I Cobas denunciano la situazione di Cooplat

PISA – Riceviamo e pubblichiamo comunicato stampa dei Cobas Lavoro Privato sulle condizioni delle lavoratrici e dei lavoratori dei servizi alla Scuola Normale di Pisa in forza a Cooplat Soc. Coop

“In questi mesi abbiamo seguito da vicino le difficoltà che stavano portando la cooperativa Cooplat, che gestisci l’appalto alla Scuola Normale di Pisa, verso una Liquidazione Coatta amministrativa e che hanno infine portato all’azzeramento del CDA e la nomina di un Direttore Generale sotto l’ala di Legacoop e Cns.

Se quindi è ovvio che abbiamo visto positivamente la salvezza di molti posti di lavoro, certamente non possiamo assistere passivamente di fronte alle misure che la nuova Dirigenza, spinta da Legacoop e Cns, sta mettendo in atto nei confronti dei lavoratori e delle lavoratrici sia soci, socie che dipendenti.

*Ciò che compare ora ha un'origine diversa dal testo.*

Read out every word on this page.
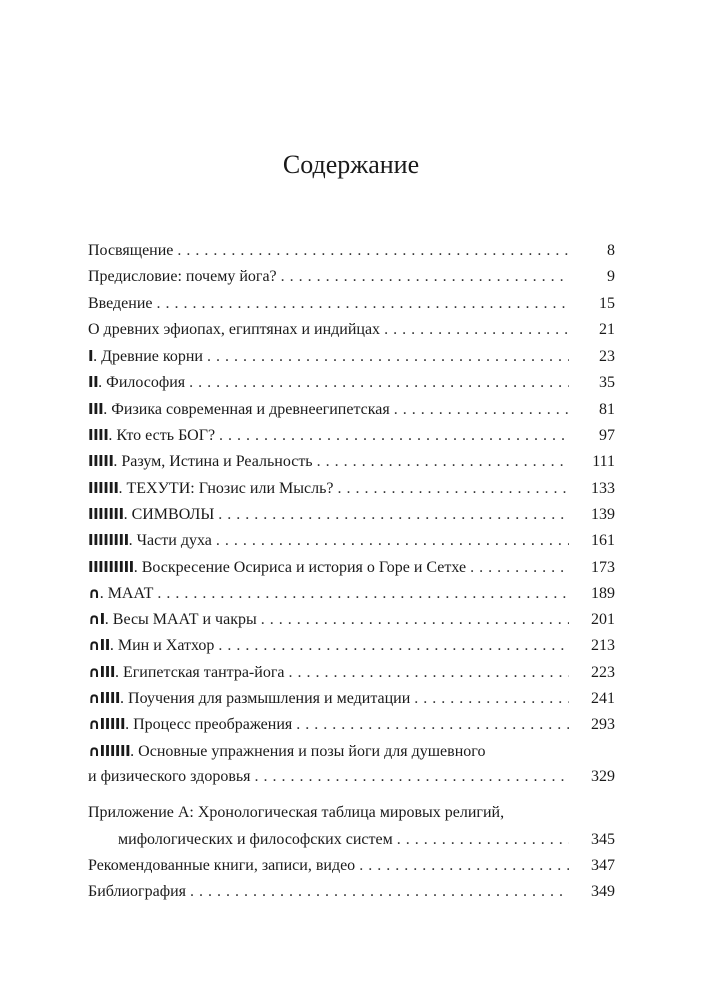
Содержание
Посвящение . . .	8
Предисловие: почему йога? . . .	9
Введение . . .	15
О древних эфиопах, египтянах и индийцах . . .	21
I. Древние корни . . .	23
II. Философия . . .	35
III. Физика современная и древнеегипетская . . .	81
IIII. Кто есть БОГ? . . .	97
IIIII. Разум, Истина и Реальность . . .	111
IIIIII. ТЕХУТИ: Гнозис или Мысль? . . .	133
IIIIIII. СИМВОЛЫ . . .	139
IIIIIIII. Части духа . . .	161
IIIIIIIII. Воскресение Осириса и история о Горе и Сетхе . . .	173
∩. МААТ . . .	189
∩I. Весы МААТ и чакры . . .	201
∩II. Мин и Хатхор . . .	213
∩III. Египетская тантра-йога . . .	223
∩IIII. Поучения для размышления и медитации . . .	241
∩IIIII. Процесс преображения . . .	293
∩IIIIII. Основные упражнения и позы йоги для душевного
и физического здоровья . . .	329
Приложение А: Хронологическая таблица мировых религий,
мифологических и философских систем . . .	345
Рекомендованные книги, записи, видео . . .	347
Библиография . . .	349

Parliamo di differimento della quattordicesima mensilità a data da destinarsi, a un possibile tetto massimo del salario mensile oltre il quale la remunerazione sarebbe accantonata per momenti migliori, la costituzione di strumenti finanziari partecipativi in cui in pratica si chiederebbe ai lavoratori di donare all’azienda ROL e permessi retribuiti.

Riteniamo che lavoratori e lavoratrici che operano per lo più sotto il contratto Multiservizi, con salari da fame, che hanno sofferto moltissimo durante il lockdown con il ricorso al Fis (ammortizzatore sociale) che non è stato anticipato dall’Azienda e che è stato in parte erogato con gravi ritardi per responsabilità da accertare da parte dell’Inps, e che soprattutto non hanno alcuna responsabilità né materiale né morale riguardo alla crisi di Cooplat, non debbano pagare in nessun modo sulla propria pelle e non debbano rinunciare ai propri diritti seppur risicati.

Parliamo di lavoro povero, impiegato per lo più in appalti con enti pubblici, lavoratori e lavoratrici che hanno fatto guadagnare l’Azienda ricevendo bassi salari e inquadramenti al ribasso, donne e uomini che durante i momenti più duri della crisi Covid, quando l’hastag “Restiamo a casa” andava tanto di moda, erano costretti e costrette a mettere a rischio la salute propria e dei propri cari per sanificare i luoghi di lavoro, senza essere per questo chiamati eroi.

Alla Scuola Normale di Pisa, ad esempio, le lavoratrici e i lavoratori di pulizie, portierato, facchinaggio, mensa e altri servizi hanno continuato a lavorare facendo cassa integrazione a rotazione, permettendo di fatto all’Istituto di eccellenza di non chiudere, e lo hanno fatto nell’incertezza di ricevere o meno lo stipendio, nel caos mondiale causato dal Covid e nel caos di questo sistema economico che stritola le nostre vite e costringe alla povertà pur lavorando.

Riteniamo quindi che in primis Cns e Legacoop debbano impegnarsi nei confronti di Cooplat in modo che l’azienda sia rilanciata senza ledere ancora la dignità e la vita materiale di lavoratori dipendenti e soci.

D’altra parte, riteniamo che il momento storico esiga un cambio di rotta nella politica economica e che quindi sia da rimettere completamente in discussione il sistema degli appalti che negli ultimi 20 anni hanno prodotto soltanto un depauperamento dei diritti dei lavoratori e creato dei nuovi poveri”.